A movimentação do novo ''mocó'', onde cerca de 20 pessoas intimidam pedestres e consomem drogas em plena luz do dia, está assustando os verdadeiros moradores do Jardim Bela Vista (região central). ''Tivemos o telhado e os vidros da janela quebrados por este pessoal. Quando não pedem comida nas portas, eles pulam os muros e roubam coisas da vizinhança'', disse Antonio Laeste Gomes de Oliveira, 50 anos, morador do bairro há 25 anos.
A Folha flagrou integrantes da maloca cheirando cola enquanto se aqueciam ao sol sobre a laje de uma das laterais da cobertura. Funcionários públicos que trabalham no ginásio criticaram o mau cheiro e as fezes deixadas nos portões de entrada. A reportagem tentou conversar com o grupo, mas eles se recusaram e até fizeram ameaças à equipe.
Para o comerciante Cícero Fogaça Filho, 31, que mantém a estrutura da empresa na casa onde mora, a existência de um mocó no Moringão assusta e força gastos inesperados com segurança. ''Eles já invadiram o quintal várias vezes. Gasto R$ 160,00 para manter luzes acesas à noite e nos finais de semana'', comentou Fogaça Filho, que está pensando em se mudar depois de nove meses ''sendo intimidado''.
A vizinha do comerciante, Conceição Ribeiro, 60, lamentou o roubo de um papagaio que estava com a família há cerca de 20 anos. ''Poderiam ter roubado tudo, menos o nosso pássaro.

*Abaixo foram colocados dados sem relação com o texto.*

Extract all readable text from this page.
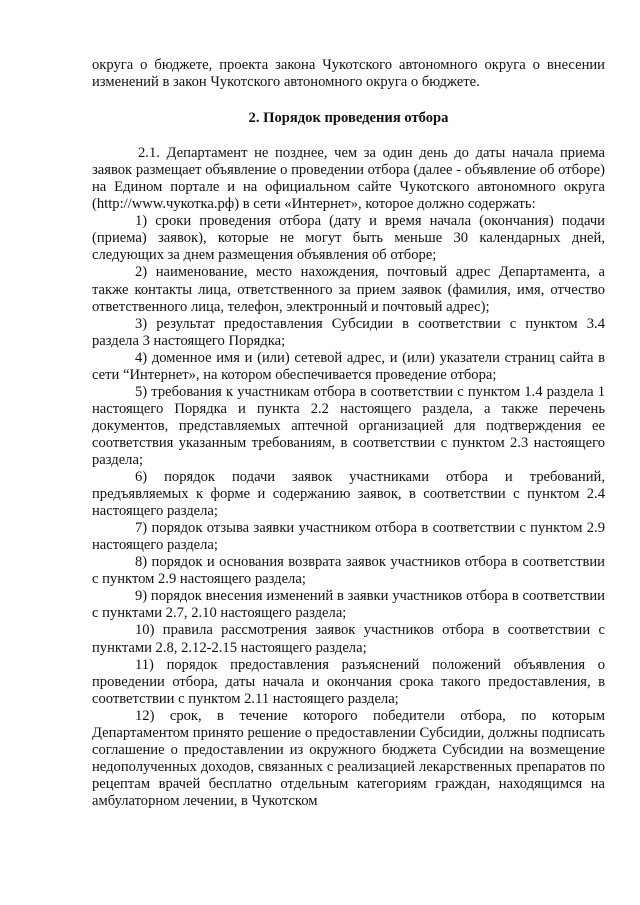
округа о бюджете, проекта закона Чукотского автономного округа о внесении изменений в закон Чукотского автономного округа о бюджете.

2. Порядок проведения отбора

2.1. Департамент не позднее, чем за один день до даты начала приема заявок размещает объявление о проведении отбора (далее - объявление об отборе) на Едином портале и на официальном сайте Чукотского автономного округа (http://www.чукотка.рф) в сети «Интернет», которое должно содержать:

1) сроки проведения отбора (дату и время начала (окончания) подачи (приема) заявок), которые не могут быть меньше 30 календарных дней, следующих за днем размещения объявления об отборе;

2) наименование, место нахождения, почтовый адрес Департамента, а также контакты лица, ответственного за прием заявок (фамилия, имя, отчество ответственного лица, телефон, электронный и почтовый адрес);

3) результат предоставления Субсидии в соответствии с пунктом 3.4 раздела 3 настоящего Порядка;

4) доменное имя и (или) сетевой адрес, и (или) указатели страниц сайта в сети “Интернет», на котором обеспечивается проведение отбора;

5) требования к участникам отбора в соответствии с пунктом 1.4 раздела 1 настоящего Порядка и пункта 2.2 настоящего раздела, а также перечень документов, представляемых аптечной организацией для подтверждения ее соответствия указанным требованиям, в соответствии с пунктом 2.3 настоящего раздела;

6) порядок подачи заявок участниками отбора и требований, предъявляемых к форме и содержанию заявок, в соответствии с пунктом 2.4 настоящего раздела;

7) порядок отзыва заявки участником отбора в соответствии с пунктом 2.9 настоящего раздела;

8) порядок и основания возврата заявок участников отбора в соответствии с пунктом 2.9 настоящего раздела;

9) порядок внесения изменений в заявки участников отбора в соответствии с пунктами 2.7, 2.10 настоящего раздела;

10) правила рассмотрения заявок участников отбора в соответствии с пунктами 2.8, 2.12-2.15 настоящего раздела;

11) порядок предоставления разъяснений положений объявления о проведении отбора, даты начала и окончания срока такого предоставления, в соответствии с пунктом 2.11 настоящего раздела;

12) срок, в течение которого победители отбора, по которым Департаментом принято решение о предоставлении Субсидии, должны подписать соглашение о предоставлении из окружного бюджета Субсидии на возмещение недополученных доходов, связанных с реализацией лекарственных препаратов по рецептам врачей бесплатно отдельным категориям граждан, находящимся на амбулаторном лечении, в Чукотском
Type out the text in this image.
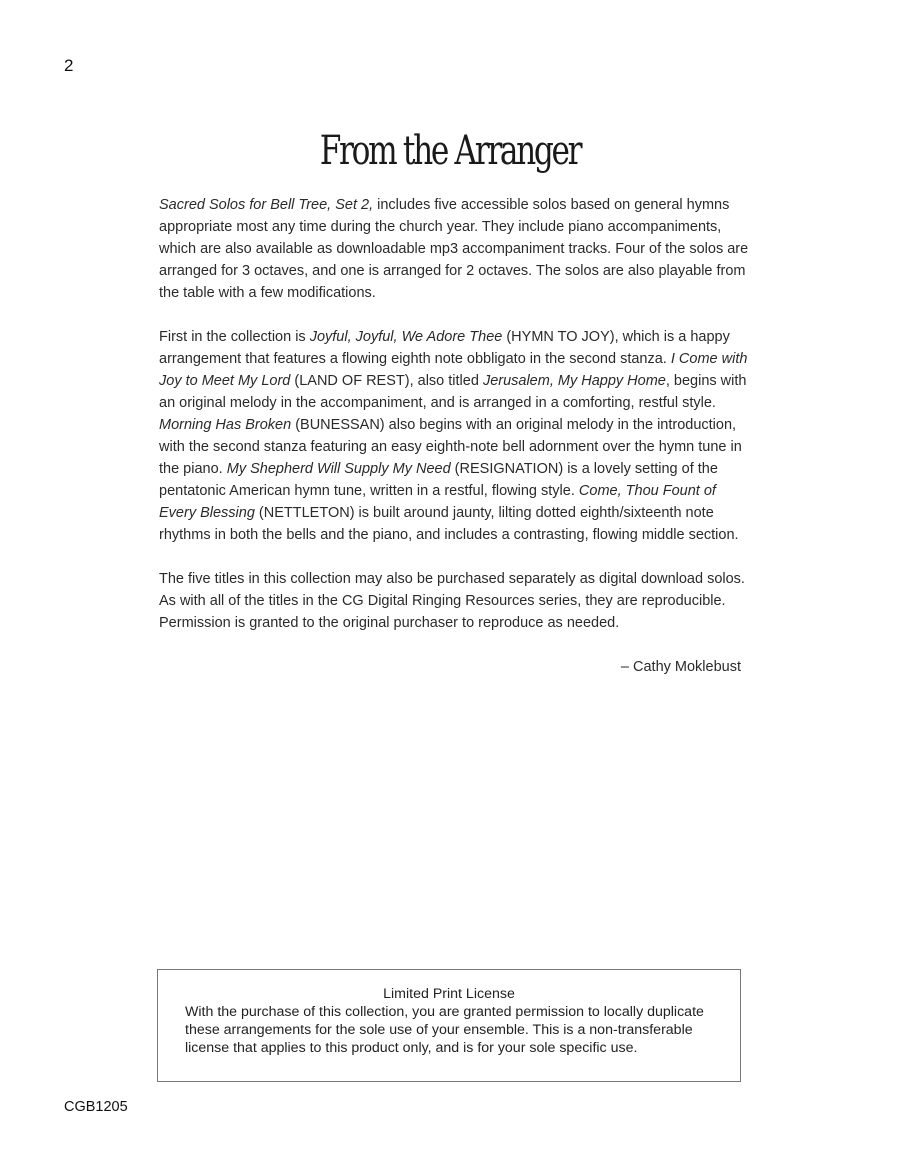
2
From the Arranger

Sacred Solos for Bell Tree, Set 2, includes five accessible solos based on general hymns appropriate most any time during the church year. They include piano accompaniments, which are also available as downloadable mp3 accompaniment tracks. Four of the solos are arranged for 3 octaves, and one is arranged for 2 octaves. The solos are also playable from the table with a few modifications.

First in the collection is Joyful, Joyful, We Adore Thee (HYMN TO JOY), which is a happy arrangement that features a flowing eighth note obbligato in the second stanza. I Come with Joy to Meet My Lord (LAND OF REST), also titled Jerusalem, My Happy Home, begins with an original melody in the accompaniment, and is arranged in a comforting, restful style. Morning Has Broken (BUNESSAN) also begins with an original melody in the introduction, with the second stanza featuring an easy eighth-note bell adornment over the hymn tune in the piano. My Shepherd Will Supply My Need (RESIGNATION) is a lovely setting of the pentatonic American hymn tune, written in a restful, flowing style. Come, Thou Fount of Every Blessing (NETTLETON) is built around jaunty, lilting dotted eighth/sixteenth note rhythms in both the bells and the piano, and includes a contrasting, flowing middle section.

The five titles in this collection may also be purchased separately as digital download solos. As with all of the titles in the CG Digital Ringing Resources series, they are reproducible. Permission is granted to the original purchaser to reproduce as needed.

– Cathy Moklebust

Limited Print License

With the purchase of this collection, you are granted permission to locally duplicate these arrangements for the sole use of your ensemble. This is a non-transferable license that applies to this product only, and is for your sole specific use.

CGB1205
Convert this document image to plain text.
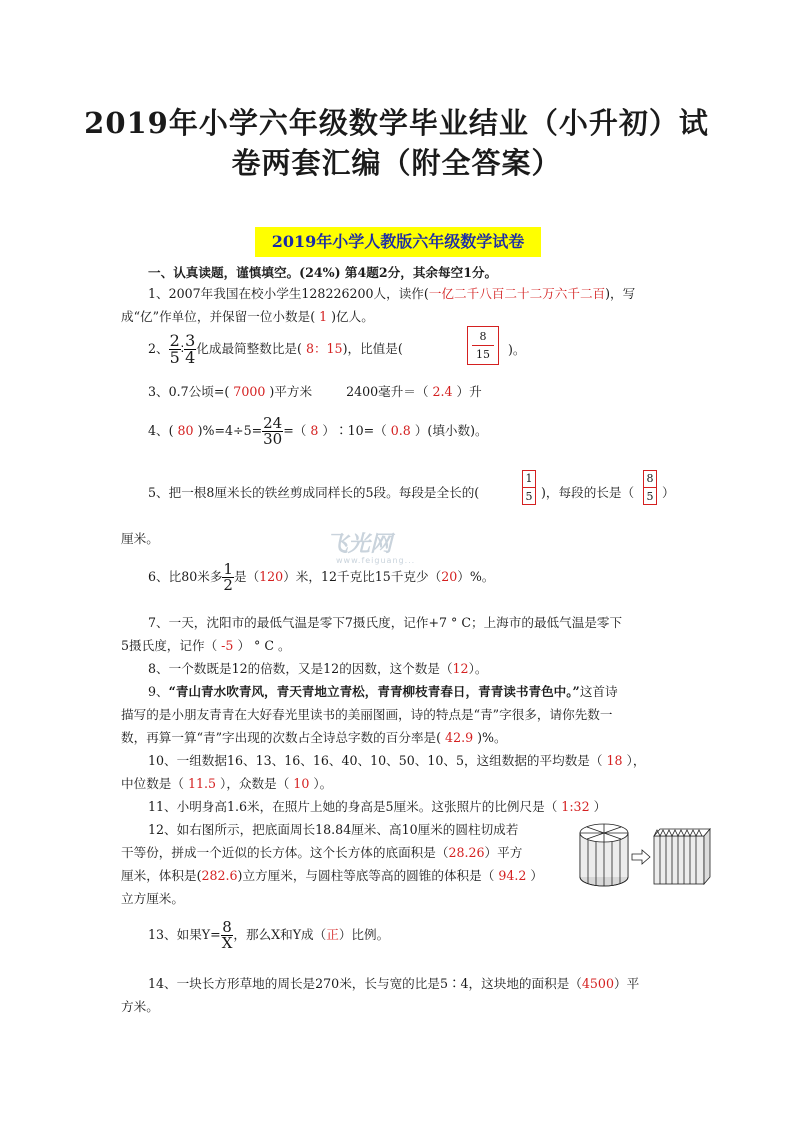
2019年小学六年级数学毕业结业（小升初）试
卷两套汇编（附全答案）
2019年小学人教版六年级数学试卷
一、认真读题，谨慎填空。(24%) 第4题2分，其余每空1分。
1、2007年我国在校小学生128226200人，读作(一亿二千八百二十二万六千二百)，写
成“亿”作单位，并保留一位小数是( 1 )亿人。
2、 $\frac{2}{5}$ ∶ $\frac{3}{4}$ 化成最简整数比是( 8：15)，比值是(	$\frac{8}{15}$ )。
3、0.7公顷=( 7000 )平方米	2400毫升＝（ 2.4 ）升
4、( 80 )$\%=4\div 5= \frac{24}{30}$ =（ 8 ）∶10=（ 0.8 ）(填小数)。
5、把一根8厘米长的铁丝剪成同样长的5段。每段是全长的(	$\frac{1}{5}$ )，每段的长是（ $\frac{8}{5}$ ）
厘米。	飞光网
www.feiguang...
6、比80米多 $\frac{1}{2}$ 是（120）米，12千克比15千克少（20）%。
7、一天，沈阳市的最低气温是零下7摄氏度，记作+7 ° C；上海市的最低气温是零下
5摄氏度，记作（ -5 ） ° C 。
8、一个数既是12的倍数，又是12的因数，这个数是（12）。
9、“青山青水吹青风，青天青地立青松，青青柳枝青春日，青青读书青色中。”这首诗
描写的是小朋友青青在大好春光里读书的美丽图画，诗的特点是“青”字很多，请你先数一
数，再算一算“青”字出现的次数占全诗总字数的百分率是( 42.9 )%。
10、一组数据16、13、16、16、40、10、50、10、5，这组数据的平均数是（ 18 ），
中位数是（ 11.5 ），众数是（ 10 ）。
11、小明身高1.6米，在照片上她的身高是5厘米。这张照片的比例尺是（ 1:32 ）
12、如右图所示，把底面周长18.84厘米、高10厘米的圆柱切成若
干等份，拼成一个近似的长方体。这个长方体的底面积是（28.26）平方
厘米，体积是(282.6)立方厘米，与圆柱等底等高的圆锥的体积是（ 94.2 ）
立方厘米。
13、如果$Y= \frac{8}{X}$ ，那么X和Y成（正）比例。
14、一块长方形草地的周长是270米，长与宽的比是5∶4，这块地的面积是（4500）平
方米。
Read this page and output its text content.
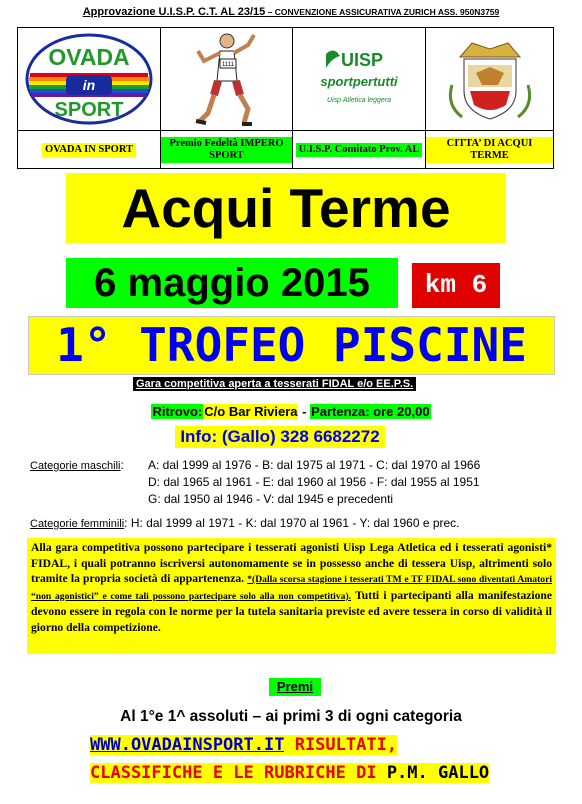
Approvazione U.I.S.P. C.T. AL 23/15 – CONVENZIONE ASSICURATIVA ZURICH ASS. 950N3759
OVADA
in
SPORT
1111	UISP
sportpertutti
Uisp Atletica leggera
OVADA IN SPORT
Premio Fedeltà IMPERO SPORT
U.I.S.P. Comitato Prov. AL
CITTA’ DI ACQUI TERME
Acqui Terme
6 maggio 2015	km 6
1° TROFEO PISCINE
Gara competitiva aperta a tesserati FIDAL e/o EE.P.S.
Ritrovo: C/o Bar Riviera - Partenza: ore 20,00
Info: (Gallo) 328 6682272
Categorie maschili: A: dal 1999 al 1976 - B: dal 1975 al 1971 - C: dal 1970 al 1966
D: dal 1965 al 1961 - E: dal 1960 al 1956 - F: dal 1955 al 1951
G: dal 1950 al 1946 - V: dal 1945 e precedenti
Categorie femminili: H: dal 1999 al 1971 - K: dal 1970 al 1961 - Y: dal 1960 e prec.
Alla gara competitiva possono partecipare i tesserati agonisti Uisp Lega Atletica ed i tesserati agonisti* FIDAL, i quali potranno iscriversi autonomamente se in possesso anche di tessera Uisp, altrimenti solo tramite la propria società di appartenenza. *(Dalla scorsa stagione i tesserati TM e TF FIDAL sono diventati Amatori “non agonistici” e come tali possono partecipare solo alla non competitiva). Tutti i partecipanti alla manifestazione devono essere in regola con le norme per la tutela sanitaria previste ed avere tessera in corso di validità il giorno della competizione.
Premi
Al 1°e 1^ assoluti – ai primi 3 di ogni categoria
WWW.OVADAINSPORT.IT RISULTATI,
CLASSIFICHE E LE RUBRICHE DI P.M. GALLO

Sei que foi o pessoal dali porque um guardinha viu os rapazes levando a gaiola de madrugada'', lamentou a dona de casa, destacando que nem os moradores do prédio ao lado escapam dos roubos (os moradores do mocó teriam entrado no apartamento do primeiro andar pela janela e roubado celulares, cheques e documentos).
O Conselho Tutelar e a Secretaria de Ação Social informaram que estão trabalhando em conjunto com a Fundação de Esportes para solucionar o problema (veja texto ao lado). ''Não adianta só trocar o mocó de lugar. Este pessoal precisa sair das ruas e trabalhar ou estudar. Não posso nem levar minha neta para dar um passeio no Zerão'', disse o aposentado Olívio Punhagui, 61, que encaminhou (por escrito) um pedido de providência à administração pública.